Marieta não queria acreditar. Ainda se lembra dos idos anos noventa, em que Torquemada a recebeu no átrio do orgulhoso prédio de classe média ascendente: “Bem-vinda ao nosso condomínio, Senhora Dona Marieta, vai ser feliz, tenho a certeza, na Quinta dos Marqueses!”. A minha prima, presenteada com a oleada oratória de Torquemada, ouviu os seus projectos galopantes, como administrador do condomínio, para instalar umas plantas exóticas no jardim de entrada, um sofisticado sistema de som que transmitiria música ambiente “até no elevador”, um tigre de porcelana em cada andar e, cereja em cima de requintado bolo, um “vigilante”. “Sim, um vigilante”, vociferava Torquemada, “de início um turno nocturno, mas aos poucos, com a contribuição de todos, poderemos ter um pequeno exército de, digamos, três soldados, para afugentar a vadiagem, a ciganada e a piolheira do bairro ali de baixo, essa canalha do rendimento mínimo”, dizia apontando a aguçada barriga para um conjunto habitacional de casas degradadas e escuras. “Já encomendei arame farpado”, sorria mostrando com despudor o dente cariado envolto em capa de fino ouro.
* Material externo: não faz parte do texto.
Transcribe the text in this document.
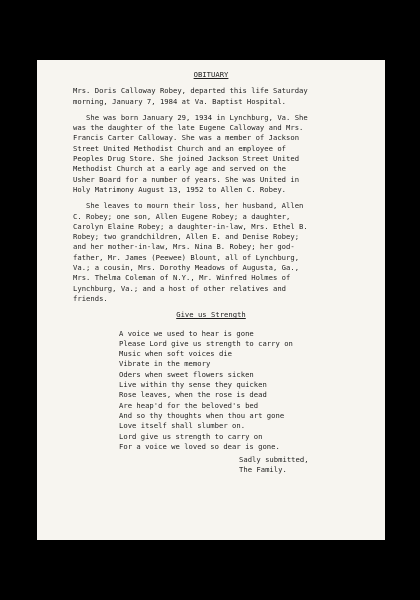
OBITUARY
Mrs. Doris Calloway Robey, departed this life Saturday
morning, January 7, 1984 at Va. Baptist Hospital.
She was born January 29, 1934 in Lynchburg, Va. She
was the daughter of the late Eugene Calloway and Mrs.
Francis Carter Calloway. She was a member of Jackson
Street United Methodist Church and an employee of
Peoples Drug Store. She joined Jackson Street United
Methodist Church at a early age and served on the
Usher Board for a number of years. She was United in
Holy Matrimony August 13, 1952 to Allen C. Robey.
She leaves to mourn their loss, her husband, Allen
C. Robey; one son, Allen Eugene Robey; a daughter,
Carolyn Elaine Robey; a daughter-in-law, Mrs. Ethel B.
Robey; two grandchildren, Allen E. and Denise Robey;
and her mother-in-law, Mrs. Nina B. Robey; her god-
father, Mr. James (Peewee) Blount, all of Lynchburg,
Va.; a cousin, Mrs. Dorothy Meadows of Augusta, Ga.,
Mrs. Thelma Coleman of N.Y., Mr. Winfred Holmes of
Lynchburg, Va.; and a host of other relatives and
friends.
Give us Strength
A voice we used to hear is gone
Please Lord give us strength to carry on
Music when soft voices die
Vibrate in the memory
Oders when sweet flowers sicken
Live within thy sense they quicken
Rose leaves, when the rose is dead
Are heap'd for the beloved's bed
And so thy thoughts when thou art gone
Love itself shall slumber on.
Lord give us strength to carry on
For a voice we loved so dear is gone.
Sadly submitted,
The Family.
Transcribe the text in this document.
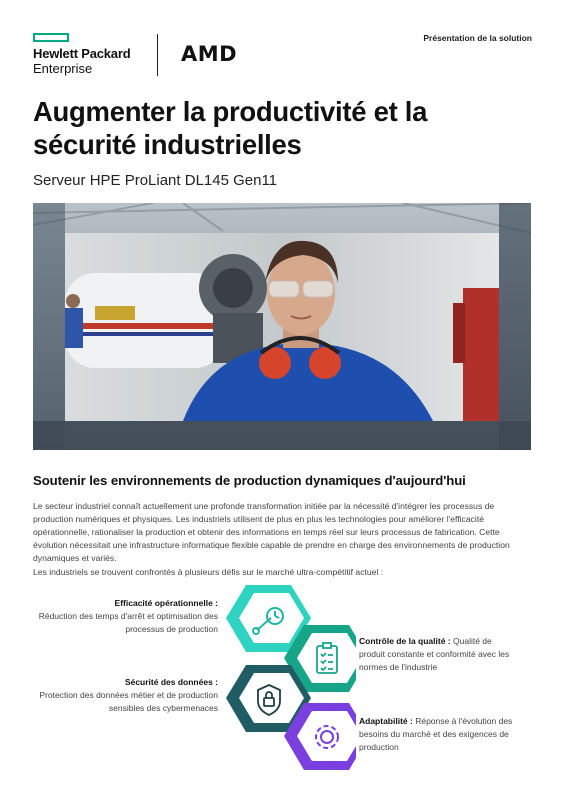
Hewlett Packard
Enterprise
AMD
Présentation de la solution
Augmenter la productivité et la sécurité industrielles
Serveur HPE ProLiant DL145 Gen11
Soutenir les environnements de production dynamiques d'aujourd'hui
Le secteur industriel connaît actuellement une profonde transformation initiée par la nécessité d'intégrer les processus de production numériques et physiques. Les industriels utilisent de plus en plus les technologies pour améliorer l'efficacité opérationnelle, rationaliser la production et obtenir des informations en temps réel sur leurs processus de fabrication. Cette évolution nécessitait une infrastructure informatique flexible capable de prendre en charge des environnements de production dynamiques et variés.
Les industriels se trouvent confrontés à plusieurs défis sur le marché ultra-compétitif actuel :
Efficacité opérationnelle :
Réduction des temps d'arrêt et optimisation des processus de production
Sécurité des données :
Protection des données métier et de production sensibles des cybermenaces
Contrôle de la qualité : Qualité de produit constante et conformité avec les normes de l'industrie
Adaptabilité : Réponse à l'évolution des besoins du marché et des exigences de production
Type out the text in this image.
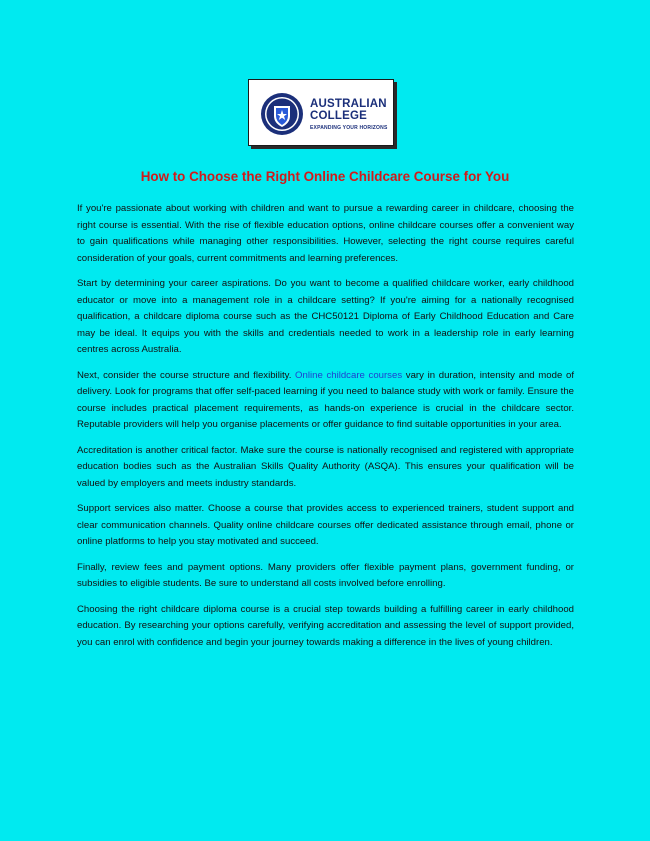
AUSTRALIAN
COLLEGE
EXPANDING YOUR HORIZONS
How to Choose the Right Online Childcare Course for You

If you're passionate about working with children and want to pursue a rewarding career in childcare, choosing the right course is essential. With the rise of flexible education options, online childcare courses offer a convenient way to gain qualifications while managing other responsibilities. However, selecting the right course requires careful consideration of your goals, current commitments and learning preferences.

Start by determining your career aspirations. Do you want to become a qualified childcare worker, early childhood educator or move into a management role in a childcare setting? If you're aiming for a nationally recognised qualification, a childcare diploma course such as the CHC50121 Diploma of Early Childhood Education and Care may be ideal. It equips you with the skills and credentials needed to work in a leadership role in early learning centres across Australia.

Next, consider the course structure and flexibility. Online childcare courses vary in duration, intensity and mode of delivery. Look for programs that offer self-paced learning if you need to balance study with work or family. Ensure the course includes practical placement requirements, as hands-on experience is crucial in the childcare sector. Reputable providers will help you organise placements or offer guidance to find suitable opportunities in your area.

Accreditation is another critical factor. Make sure the course is nationally recognised and registered with appropriate education bodies such as the Australian Skills Quality Authority (ASQA). This ensures your qualification will be valued by employers and meets industry standards.

Support services also matter. Choose a course that provides access to experienced trainers, student support and clear communication channels. Quality online childcare courses offer dedicated assistance through email, phone or online platforms to help you stay motivated and succeed.

Finally, review fees and payment options. Many providers offer flexible payment plans, government funding, or subsidies to eligible students. Be sure to understand all costs involved before enrolling.

Choosing the right childcare diploma course is a crucial step towards building a fulfilling career in early childhood education. By researching your options carefully, verifying accreditation and assessing the level of support provided, you can enrol with confidence and begin your journey towards making a difference in the lives of young children.
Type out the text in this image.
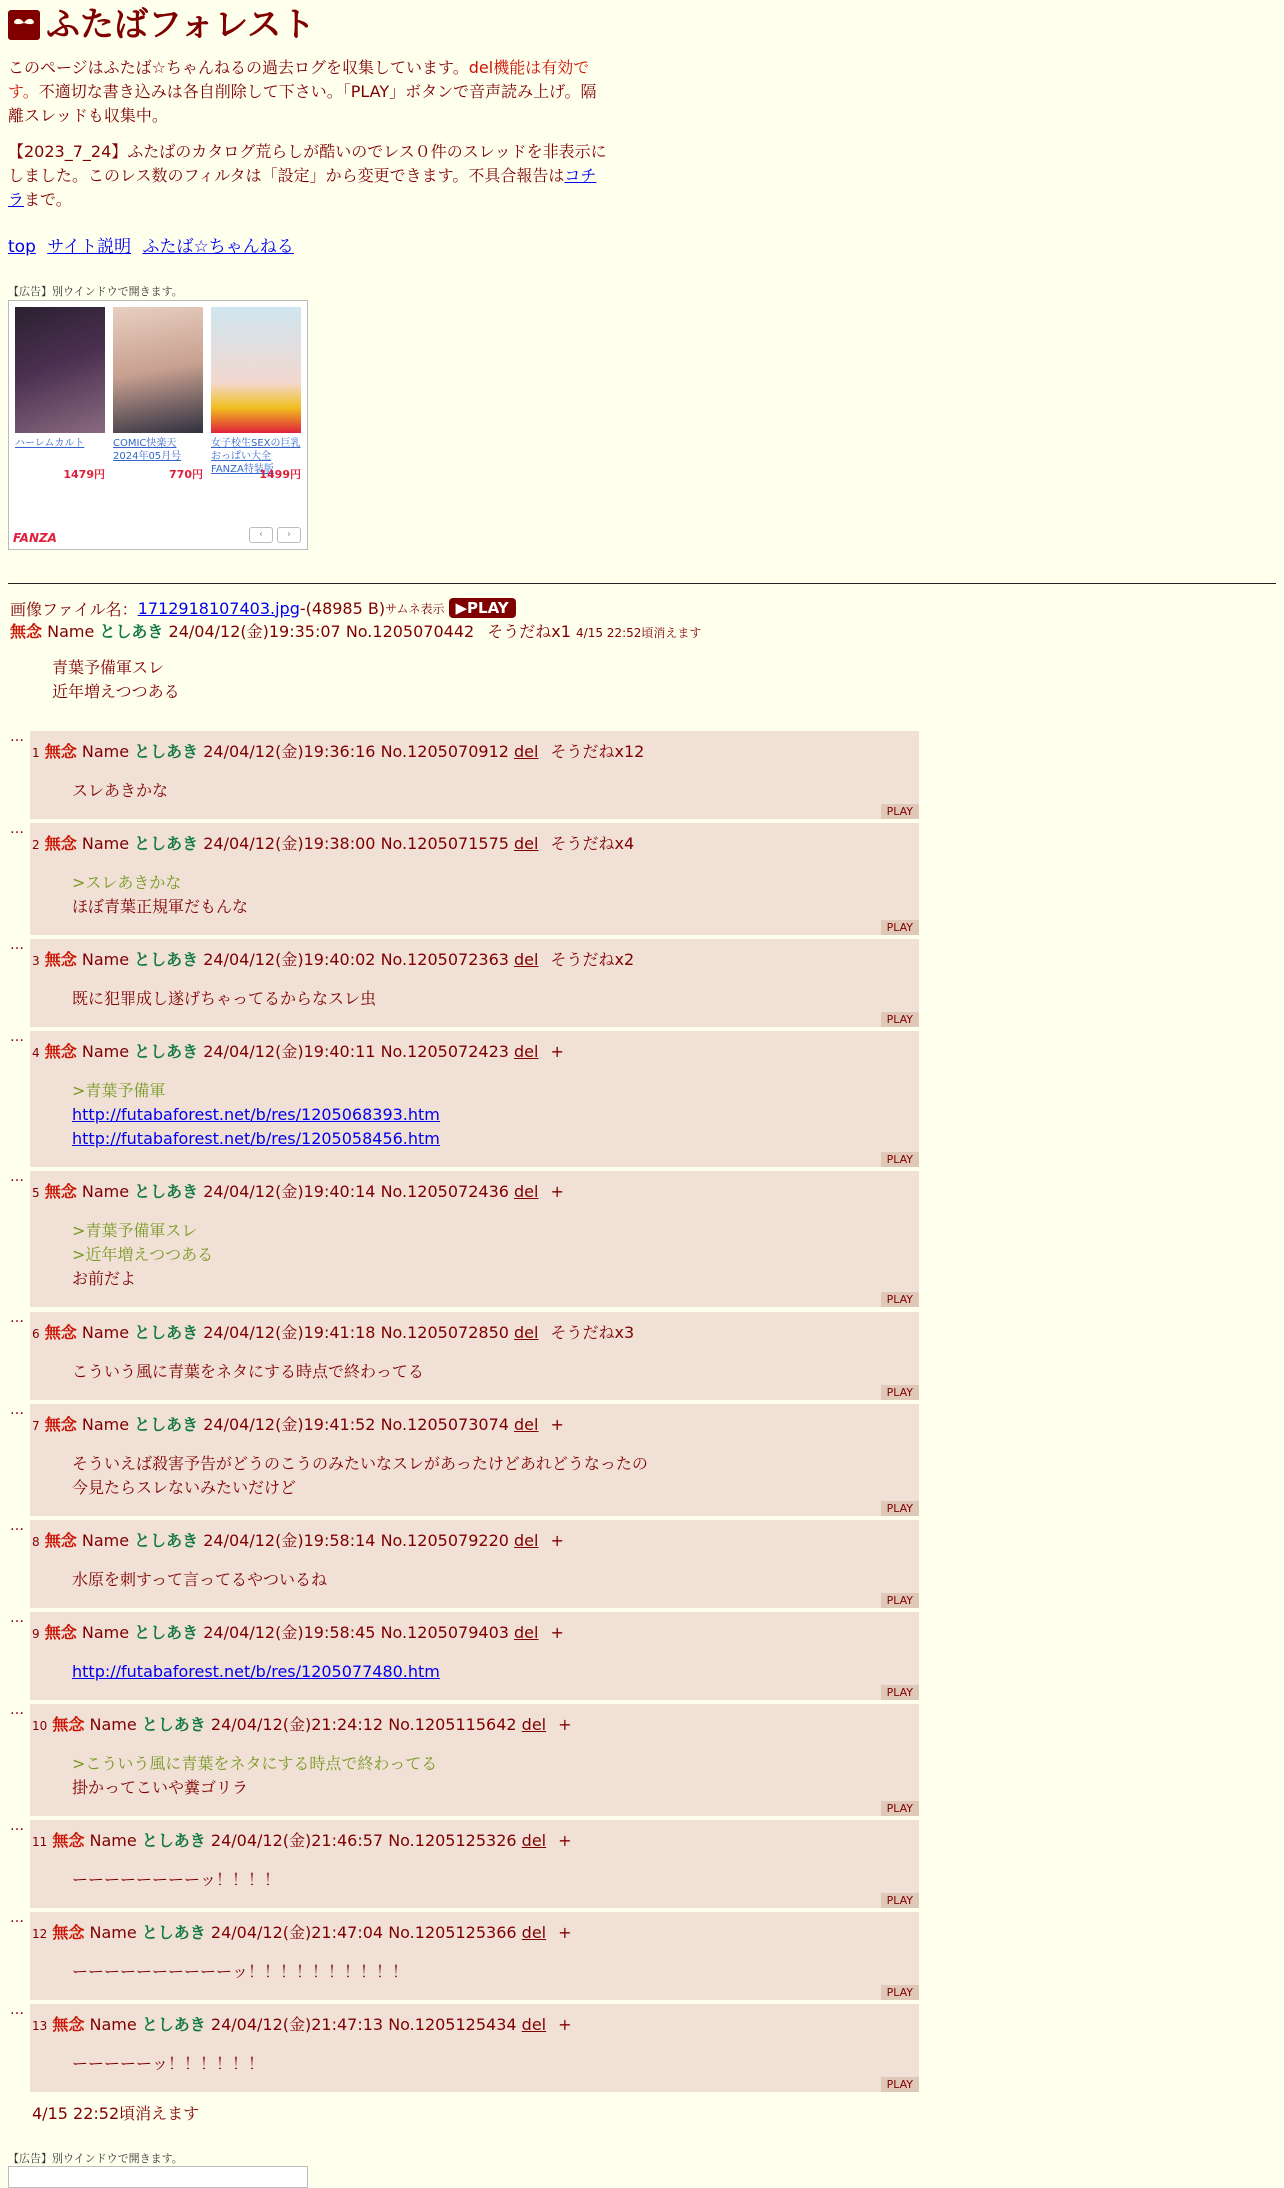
ふたばフォレスト
このページはふたば☆ちゃんねるの過去ログを収集しています。del機能は有効で
す。不適切な書き込みは各自削除して下さい。「PLAY」ボタンで音声読み上げ。隔
離スレッドも収集中。
【2023_7_24】ふたばのカタログ荒らしが酷いのでレス０件のスレッドを非表示に
しました。このレス数のフィルタは「設定」から変更できます。不具合報告はコチ
ラまで。
top サイト説明 ふたば☆ちゃんねる
【広告】別ウインドウで開きます。
ハーレムカルト
1479円
COMIC快楽天 2024年05月号
770円
女子校生SEXの巨乳おっぱい大全FANZA特装版
1499円
FANZA	‹	›
画像ファイル名： 1712918107403.jpg -(48985 B) サムネ表示 ▶PLAY
無念 Name としあき 24/04/12(金)19:35:07 No.1205070442 そうだねx1 4/15 22:52頃消えます
青葉予備軍スレ
近年増えつつある
…
1 無念 Name としあき 24/04/12(金)19:36:16 No.1205070912 del そうだねx12
スレあきかな
PLAY
…
2 無念 Name としあき 24/04/12(金)19:38:00 No.1205071575 del そうだねx4
>スレあきかな
ほぼ青葉正規軍だもんな
PLAY
…
3 無念 Name としあき 24/04/12(金)19:40:02 No.1205072363 del そうだねx2
既に犯罪成し遂げちゃってるからなスレ虫
PLAY
…
4 無念 Name としあき 24/04/12(金)19:40:11 No.1205072423 del +
>青葉予備軍
http://futabaforest.net/b/res/1205068393.htm
http://futabaforest.net/b/res/1205058456.htm
PLAY
…
5 無念 Name としあき 24/04/12(金)19:40:14 No.1205072436 del +
>青葉予備軍スレ
>近年増えつつある
お前だよ
PLAY
…
6 無念 Name としあき 24/04/12(金)19:41:18 No.1205072850 del そうだねx3
こういう風に青葉をネタにする時点で終わってる
PLAY
…
7 無念 Name としあき 24/04/12(金)19:41:52 No.1205073074 del +
そういえば殺害予告がどうのこうのみたいなスレがあったけどあれどうなったの
今見たらスレないみたいだけど
PLAY
…
8 無念 Name としあき 24/04/12(金)19:58:14 No.1205079220 del +
水原を刺すって言ってるやついるね
PLAY
…
9 無念 Name としあき 24/04/12(金)19:58:45 No.1205079403 del +
http://futabaforest.net/b/res/1205077480.htm
PLAY
…
10 無念 Name としあき 24/04/12(金)21:24:12 No.1205115642 del +
>こういう風に青葉をネタにする時点で終わってる
掛かってこいや糞ゴリラ
PLAY
…
11 無念 Name としあき 24/04/12(金)21:46:57 No.1205125326 del +
ーーーーーーーーッ！！！！
PLAY
…
12 無念 Name としあき 24/04/12(金)21:47:04 No.1205125366 del +
ーーーーーーーーーーッ！！！！！！！！！！
PLAY
…
13 無念 Name としあき 24/04/12(金)21:47:13 No.1205125434 del +
ーーーーーッ！！！！！！
PLAY
4/15 22:52頃消えます
【広告】別ウインドウで開きます。
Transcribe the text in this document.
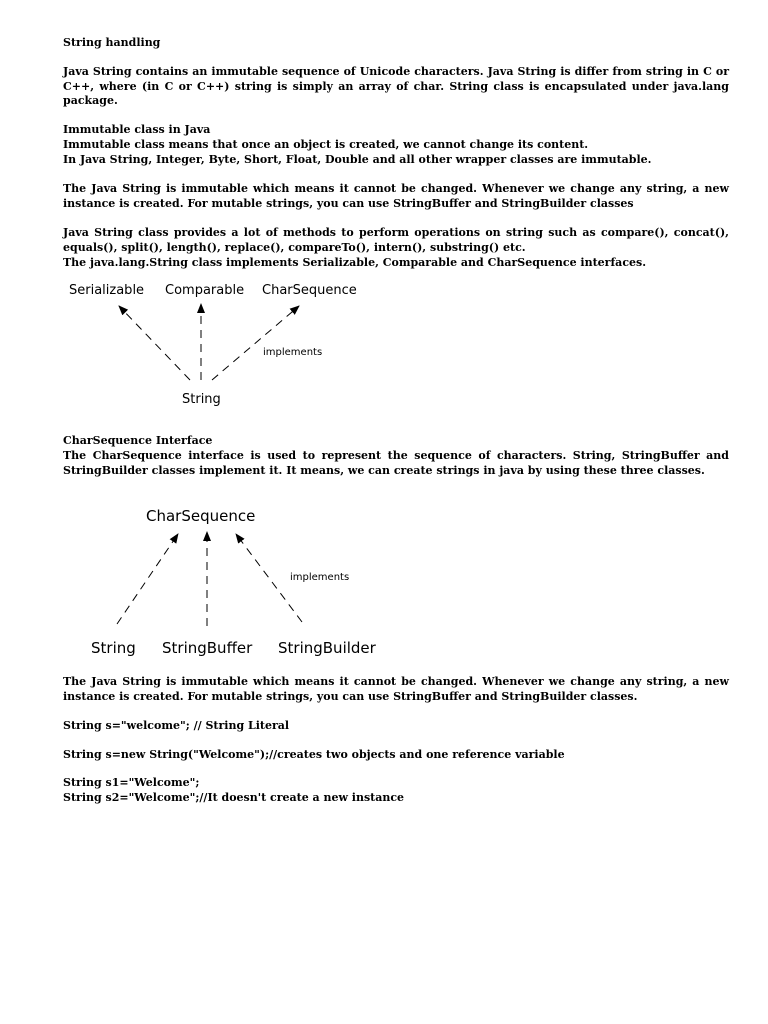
String handling

Java String contains an immutable sequence of Unicode characters. Java String is differ from string in C or C++, where (in C or C++) string is simply an array of char. String class is encapsulated under java.lang package.

Immutable class in Java

Immutable class means that once an object is created, we cannot change its content.

In Java String, Integer, Byte, Short, Float, Double and all other wrapper classes are immutable.

The Java String is immutable which means it cannot be changed. Whenever we change any string, a new instance is created. For mutable strings, you can use StringBuffer and StringBuilder classes

Java String class provides a lot of methods to perform operations on string such as compare(), concat(), equals(), split(), length(), replace(), compareTo(), intern(), substring() etc.

The java.lang.String class implements Serializable, Comparable and CharSequence interfaces.

Serializable Comparable CharSequence
implements
String
CharSequence
implements
String StringBuffer StringBuilder

CharSequence Interface

The CharSequence interface is used to represent the sequence of characters. String, StringBuffer and StringBuilder classes implement it. It means, we can create strings in java by using these three classes.

The Java String is immutable which means it cannot be changed. Whenever we change any string, a new instance is created. For mutable strings, you can use StringBuffer and StringBuilder classes.

String s="welcome"; // String Literal

String s=new String("Welcome");//creates two objects and one reference variable

String s1="Welcome";

String s2="Welcome";//It doesn't create a new instance
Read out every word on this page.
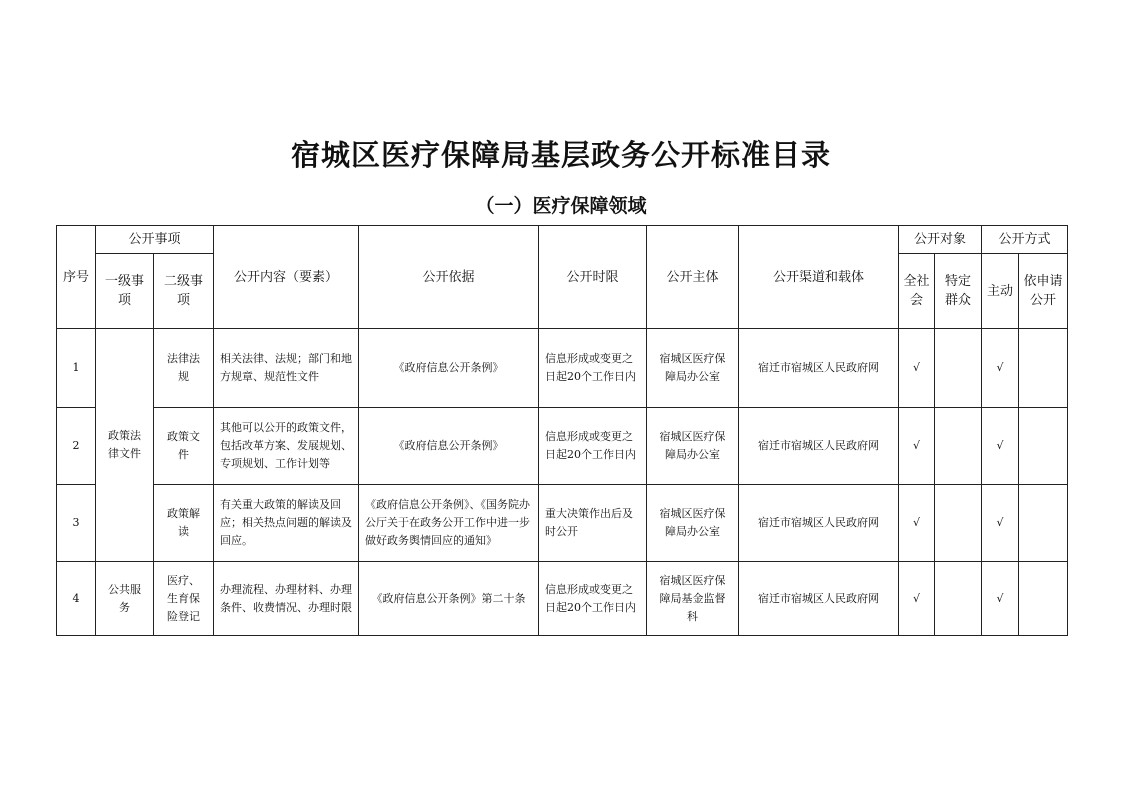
宿城区医疗保障局基层政务公开标准目录
（一）医疗保障领域
序号	公开事项		公开内容（要素）	公开依据	公开时限	公开主体	公开渠道和载体	公开对象		公开方式	
	一级事项	二级事项						全社会	特定群众	主动	依申请公开
1	政策法律文件	法律法规	相关法律、法规；部门和地方规章、规范性文件	《政府信息公开条例》	信息形成或变更之日起20个工作日内	宿城区医疗保障局办公室	宿迁市宿城区人民政府网	√		√	
2		政策文件	其他可以公开的政策文件，包括改革方案、发展规划、专项规划、工作计划等	《政府信息公开条例》	信息形成或变更之日起20个工作日内	宿城区医疗保障局办公室	宿迁市宿城区人民政府网	√		√	
3		政策解读	有关重大政策的解读及回应；相关热点问题的解读及回应。	《政府信息公开条例》、《国务院办公厅关于在政务公开工作中进一步做好政务舆情回应的通知》	重大决策作出后及时公开	宿城区医疗保障局办公室	宿迁市宿城区人民政府网	√		√	
4	公共服务	医疗、生育保险登记	办理流程、办理材料、办理条件、收费情况、办理时限	《政府信息公开条例》第二十条	信息形成或变更之日起20个工作日内	宿城区医疗保障局基金监督科	宿迁市宿城区人民政府网	√		√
Olhou para o relógio, como o Coelho de Alice no País das Maravilhas e soltou um “Ohhhh”, “perdoe-me feliz contemplada com o nosso condomínio, mas tenho de ir à secção do partido porque hoje temos reunião e vai lá estar o senhor ministro!”.
Torquemada, amigo das palavras fartas, chegou a ser falado para candidato a Presidente da Junta, mas nos últimos anos esmoreceu, há quem diga que perdeu o emprego, outros afiançam que o fisco lhe penhorou os bens e o certo é que, depois da monumental algazarra em que, bêbado e ofegante, insultou o senhor primeiro-ministro da varanda do seu apartamento confiscado de onde saiu em voo trôpego, até se estatelar em mil fragmentos, um orgulhoso tigre de porcelana, anda cabisbaixo, namora a própria sombra e quase não pia.
A minha prima Marieta, que é solidária e capaz de uma generosidade heróica, venceu os preconceitos, abeirou-se do pobre homem, pôs-lhe a mão no ombro e sussurrou-lhe, decidida: “Ó senhor Torquemada, não se apoquente que eu não digo a ninguém!”.